On April 1, 1990, I cried profusely as my hero, Hulk Hogan, lost the WWF title to the Ultimate Warrior at WrestleMania 6. Now that the cold hard sting of reality has reared its ugly head again, I realize that I was the victim of a 25 year April fool’s joke.
I would give anything to hop into Doc Brown’s DeLorean and travel back in time to that now tainted evening.
I’d sit next to my eight-year-old self on the couch, look him right in his watery eyes and give him a big hug while trying to convince him that the red and yellow man on the TV screen isn’t worth our tears.
Late last week, Hulk Hogan was fired from WWE after The National Enquirer, and Radar Online released a transcript of Hogan’s racist comments on the sex tape he is currently suing Gawker Media over. Hogan repeatedly used the N-Word, called to racial stereotypes as fact, and admitted that he is a racist.
Unfortunately, celebrities getting caught making racial remarks is nothing new. However, this one hurts a lot because we are talking about Hulk Hogan. The rise of Hulkamania is what catapulted WWE into American mainstream culture. He is the biggest star in the history of the business and a hero to many children the world over.
Honestly, I’m not shocked by this, but I’m disappointed. I’ve spoken to wrestlers of color over the years, and they’ve all told me in no uncertain terms that wrestling is a white man’s business. These wrestlers were a product of Hulk Hogan’s era, and after I was able to process all the information, it’s kind of easy to connect the dots.
WWE has never had an African American WWE World Champion in its 51-year history and too often features African American wrestlers as stereotypical troupes or animalistic villains. Hopefully, it’s a question WWE will be forced to address and change in the future. However, their rapid dissociation from Hogan before the news broke will prevent that from happening anytime soon.
With the racial controversy of Alberto Del Rio’s release from WWE last year and now the revelation of Hulk Hogan’s comments, I find myself wondering why I continue to watch wrestling. There are two reasons at the top of my list.
One: You can’t hold the entire business accountable for one company’s shortcomings, even if it’s the industry leader. There is a slew of great wrestlers, promoters, and companies that do things the right way and keep race and creed out of the equation.
Two: Speaking as a half-back and half-white person, we have the right to watch and or participate in professional wrestling. Yes, it stinks that WWE wrestlers such as R-Truth, The New Day, and Naomi are stereotypically loud, ghetto, and dance. In a small way, I liken it to African American actors in the early 1900s who could only get work in the entertainment industry by wearing blackface and performing as mammy stereotypes.
People today might scoff at or dismiss those who purposely subjected themselves to such degradation. The reality is, actors such as Hattie McDaniel and Bill Robinson sacrificed a great deal to blaze a trail for contemporary actors of color. African Americans in WWE are currently doing the same thing, even if they don’t realize it.
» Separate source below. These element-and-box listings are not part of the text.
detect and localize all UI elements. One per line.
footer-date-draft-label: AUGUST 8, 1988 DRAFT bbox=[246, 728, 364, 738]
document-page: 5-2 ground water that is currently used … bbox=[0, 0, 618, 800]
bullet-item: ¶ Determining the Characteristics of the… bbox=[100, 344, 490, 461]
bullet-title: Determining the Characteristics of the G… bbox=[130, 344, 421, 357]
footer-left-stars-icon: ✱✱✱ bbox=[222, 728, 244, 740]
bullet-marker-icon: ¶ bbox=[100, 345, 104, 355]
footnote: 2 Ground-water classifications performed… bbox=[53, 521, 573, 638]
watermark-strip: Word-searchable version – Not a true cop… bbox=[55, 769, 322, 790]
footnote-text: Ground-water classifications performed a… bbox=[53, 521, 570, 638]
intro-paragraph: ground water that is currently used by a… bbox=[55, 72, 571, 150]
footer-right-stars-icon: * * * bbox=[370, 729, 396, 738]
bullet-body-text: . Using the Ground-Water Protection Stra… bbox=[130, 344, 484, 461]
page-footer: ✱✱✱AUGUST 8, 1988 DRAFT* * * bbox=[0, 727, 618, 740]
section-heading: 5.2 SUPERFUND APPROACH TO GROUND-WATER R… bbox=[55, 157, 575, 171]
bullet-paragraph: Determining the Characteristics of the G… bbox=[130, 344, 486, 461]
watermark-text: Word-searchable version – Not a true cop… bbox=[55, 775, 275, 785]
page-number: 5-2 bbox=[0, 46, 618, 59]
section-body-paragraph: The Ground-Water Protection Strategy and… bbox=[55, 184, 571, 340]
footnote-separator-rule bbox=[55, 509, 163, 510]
There are a lot of people publicly sticking up for Hulk Hogan, and I’m not surprised. There are still those who defend Chris Benoit to the nth degree, and that guy murdered his family. The common argument in supporting such a stance is that we should separate the man from the character.
I disagree, but I understand that point of view. Terry Bollea did his job very well. He got millions of people to believe that the character he portrayed, Hulk Hogan, was a true paragon of virtue. It’s hard for people to admit that they backed the wrong guy and for friends to acknowledge that their colleague is in the wrong. I get it; however, when you say, “you don’t bang with any N-Words under 8 feet tall,” it’s as clear as day that you’re a racist.
I’ve been called every slur in the book and looked down on due to my skin color. Those words and actions no longer have any power over me. When they did, I remember a demoralizing experience that made me want to crawl into a hole because I was made to feel that I wasn’t cut out for this world.
Hogan’s comments have made a lot of people feel that way in some shape or form. What makes it worse is that he did it under a heroic veil of training, prayers, vitamins, and patriotism. Everyone is entitled to their opinion on this matter and beyond. As for me, well, this former Hulkamaniac will no longer look at some of those joyous wrestling matches of the past in the same light as I once did.
Can Hulk Hogan recover from this? In my opinion, he shouldn’t, but his chances seem to be 50/50. Even if he is eventually given a pass, things will never be the same for him or that eight-year-old that still exists in so many of us.